White House National Economic Council Director Larry Kudlow said Tuesday that he doesn't expect the Federal Reserve to cut interest rates in a "panic" move to protect markets from the impact the coronavirus could take on global manufacturing, exports and consumption.
"I don't expect the Fed — I'm not hearing the Fed's going to make any panic move," Kudlow told CNBC on Tuesday. "Apart from the virus, I have said I wouldn't mind seeing my friends at the Fed be a little bolder in their target rate and their balance sheet. I said that before the virus, that's not related to the virus."

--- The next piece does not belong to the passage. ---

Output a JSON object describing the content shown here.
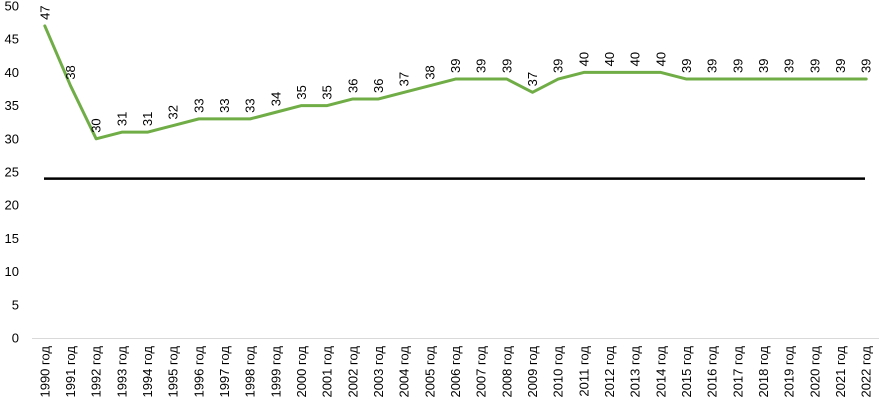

Some investors had suspected as recently as Tuesday that the central bank could lower borrowing costs in an effort to preempt any slowdown the coronavirus could exact on U.S. GDP growth or financial markets. The Fed uses interest rates to pump up or slow down the economy by adjusting the amount everyday Americans and businesses pay to borrow money.
That sentiment flared in Tuesday trading as fears about the coronavirus contagion roiled investors after multiple countries reported a surge of cases over the weekend.
The reports of spreading infection sent the S&P 500 down 3.4% and the Dow Jones Industrial Average down more than 1,000 points on Monday. Each index notched its worst day since February 2018 as investors worried other nations could see the slowdowns in manufacturing, consumption and exports that have dogged China, the virus's epicenter.
The Dow was on track to fall another 700 points, about 2.5%, on Tuesday and the 10-year Treasury note yield hit an all-time low under 1.32%.
"Once the virus spread to Italy, Iran, and South Korea, the fixed income market rightfully saw this as a pandemic that has the potential to be far-reaching, pushing economic growth down, and central banks, specifically the Fed, into the fight by lowering interest rates," Kevin Giddis, a rates strategist at Raymond James, told CNBC.
But Kudlow has long parroted President Donald Trump's call for the Fed to impose easier monetary policy, telling CNBC last year that central bank officials should still add stimulus to the economy despite GDP growth at the time of over 3%.
He said in March that the Fed should "immediately" cut interest rates by 50 basis points.
"I am echoing the president's view — he's not been bashful about that view — he would also like the Fed to cease shrinking its balance sheet. And I concur with that view," Kudlow said at the time.
"Looking at some of the indicators — I mean the economy looks fundamentally quite healthy, we just don't want that threat," he added. "There's no inflation out there, so I think the Fed's actions were probably overdone."